DLQ Processor¶
The DLQ (Dead Letter Queue) processor drains and retries dead-lettered messages with exponential backoff. When a message fails processing too many times, it ends up in the DLQ for manual inspection and retry.
For the full picture on how dead-lettering works, see Dead Letter Queue.
graph LR
DLQ[(Dead Letter Queue)] --> Processor[DLQ Processor]

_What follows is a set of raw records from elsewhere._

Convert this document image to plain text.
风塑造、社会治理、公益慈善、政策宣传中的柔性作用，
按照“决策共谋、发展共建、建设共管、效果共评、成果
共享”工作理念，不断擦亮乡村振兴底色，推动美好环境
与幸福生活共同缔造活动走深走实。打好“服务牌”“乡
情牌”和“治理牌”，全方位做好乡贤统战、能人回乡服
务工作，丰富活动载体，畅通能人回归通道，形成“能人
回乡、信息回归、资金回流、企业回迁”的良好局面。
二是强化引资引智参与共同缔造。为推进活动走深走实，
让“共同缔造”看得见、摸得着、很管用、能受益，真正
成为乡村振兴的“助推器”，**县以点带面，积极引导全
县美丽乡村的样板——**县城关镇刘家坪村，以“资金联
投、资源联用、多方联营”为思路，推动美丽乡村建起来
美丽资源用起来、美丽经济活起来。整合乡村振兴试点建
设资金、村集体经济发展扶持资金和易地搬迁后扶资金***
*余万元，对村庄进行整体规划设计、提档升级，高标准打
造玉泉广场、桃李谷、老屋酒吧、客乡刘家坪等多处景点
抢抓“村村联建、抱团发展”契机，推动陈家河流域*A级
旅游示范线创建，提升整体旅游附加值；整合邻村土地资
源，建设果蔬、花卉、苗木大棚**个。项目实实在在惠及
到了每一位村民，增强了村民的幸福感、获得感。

Processor --> Original[(Original Topic)]
Processor --> Archive[(Archive)]
How it works¶
When a Kafka consumer fails to process a message after exhausting its retries, the message is sent to the dead letter queue topic. The DLQ processor picks up these messages and applies a retry policy:
- Check if the message has exceeded max retry attempts
- If not, wait for the backoff delay
- Republish to the original topic
- If successful, remove from DLQ
- If max attempts exceeded, archive the message
The processor uses exponential backoff — each retry waits longer than the previous one, up to a maximum delay. This prevents overwhelming downstream services during outages.
Configuration¶
| Variable | Default | Description |
|---|---|---|
DLQ_RETRY_MAX_ATTEMPTS |
5 | Maximum retry attempts |
DLQ_RETRY_BASE_DELAY_SECONDS |
60 | Base retry delay |
DLQ_RETRY_MAX_DELAY_SECONDS |
3,600 | Maximum retry delay (1 hour) |
DLQ_RETENTION_DAYS |
7 | Message retention |
DLQ_WARNING_THRESHOLD |
100 | Threshold for warning alerts |
DLQ_CRITICAL_THRESHOLD |
1,000 | Threshold for critical alerts |
Monitoring¶
The DLQ can be monitored via the admin API:
GET /api/v1/dlq/stats— DLQ statistics by status, topic, event typeGET /api/v1/dlq/messages— List DLQ messages with filteringGET /api/v1/dlq/messages/{event_id}— Retrieve a specific message by IDGET /api/v1/dlq/topics— List all topics with DLQ messagesPOST /api/v1/dlq/retry— Manually retry messagesPOST /api/v1/dlq/retry-policy— Configure retry policy for a topicDELETE /api/v1/dlq/messages/{event_id}— Discard a message
Key files¶
| File | Purpose |
|---|---|
run_dlq_processor.py |
Entry point |
manager.py |
DLQ management logic |
dlq.py |
Admin API routes |
Deployment¶
dlq-processor:
image: ghcr.io/hardmax71/integr8scode/backend:${IMAGE_TAG:-latest}
command: ["python", "workers/run_dlq_processor.py"]
Usually runs as a single replica. The processor is designed to handle periodic retries, not real-time processing.